How to create a byte out of 8 bool values (and vice versa)?

Question

I have 8 bool variables, and I want to "merge" them into a byte.

Is there an easy/preferred method to do this?

How about the other way around, decoding a byte into 8 separate boolean values?

I come in assuming it's not an unreasonable question, but since I couldn't find relevant documentation via Google, it's probably another one of those "nonono all your intuition is wrong" cases.

Answer 1

The hard way:

unsigned char ToByte(bool b[8]) {     unsigned char c = 0;     for (int i=0; i < 8; ++i)         if (b[i])             c |= 1 << i;     return c; } 

And:

void FromByte(unsigned char c, bool b[8]) {     for (int i=0; i < 8; ++i)         b[i] = (c & (1<<i)) != 0; } 

Or the cool way:

struct Bits {     unsigned b0:1, b1:1, b2:1, b3:1, b4:1, b5:1, b6:1, b7:1; }; union CBits {     Bits bits;     unsigned char byte; }; 

Then you can assign to one member of the union and read from another. But note that the order of the bits in Bits is implementation defined.
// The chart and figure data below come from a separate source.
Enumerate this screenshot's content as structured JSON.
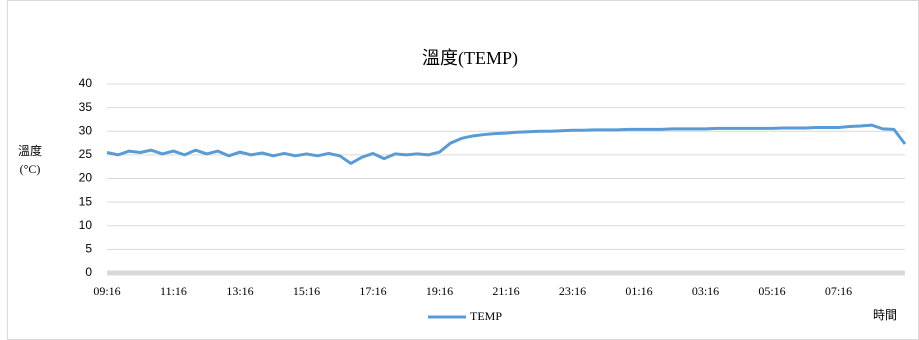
{
  "chart_data": {
    "type": "line",
    "title": "溫度(TEMP)",
    "ylabel": [
      "溫度",
      "(°C)"
    ],
    "xlabel": "時間",
    "categories": [
      "09:16",
      null,
      null,
      null,
      null,
      null,
      "11:16",
      null,
      null,
      null,
      null,
      null,
      "13:16",
      null,
      null,
      null,
      null,
      null,
      "15:16",
      null,
      null,
      null,
      null,
      null,
      "17:16",
      null,
      null,
      null,
      null,
      null,
      "19:16",
      null,
      null,
      null,
      null,
      null,
      "21:16",
      null,
      null,
      null,
      null,
      null,
      "23:16",
      null,
      null,
      null,
      null,
      null,
      "01:16",
      null,
      null,
      null,
      null,
      null,
      "03:16",
      null,
      null,
      null,
      null,
      null,
      "05:16",
      null,
      null,
      null,
      null,
      null,
      "07:16",
      null,
      null,
      null,
      null,
      null,
      null
    ],
    "series": [
      {
        "name": "TEMP",
        "color": "#5b9bd5",
        "values": [
          25.5,
          25,
          25.8,
          25.5,
          26,
          25.2,
          25.8,
          25,
          26,
          25.2,
          25.8,
          24.8,
          25.6,
          25,
          25.4,
          24.8,
          25.3,
          24.8,
          25.2,
          24.8,
          25.3,
          24.8,
          23.2,
          24.5,
          25.3,
          24.2,
          25.2,
          25,
          25.2,
          25,
          25.6,
          27.5,
          28.5,
          29,
          29.3,
          29.5,
          29.6,
          29.8,
          29.9,
          30,
          30,
          30.1,
          30.2,
          30.2,
          30.3,
          30.3,
          30.3,
          30.4,
          30.4,
          30.4,
          30.4,
          30.5,
          30.5,
          30.5,
          30.5,
          30.6,
          30.6,
          30.6,
          30.6,
          30.6,
          30.6,
          30.7,
          30.7,
          30.7,
          30.8,
          30.8,
          30.8,
          31,
          31.1,
          31.3,
          30.5,
          30.4,
          27.3
        ]
      }
    ],
    "ylim": [
      0,
      40
    ],
    "yticks": [
      0,
      5,
      10,
      15,
      20,
      25,
      30,
      35,
      40
    ],
    "grid": true,
    "legend": "bottom"
  }
}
Note that reading one union member after writing another is well-defined in ISO C99, and as an extension in several major C++ implementations (including MSVC and GNU-compatible C++ compilers), but is Undefined Behaviour in ISO C++. memcpy or C++20 std::bit_cast are the safe ways to type-pun in portable C++.

(Also, the bit-order of bitfields within a char is implementation defined, as is possible padding between bitfield members.)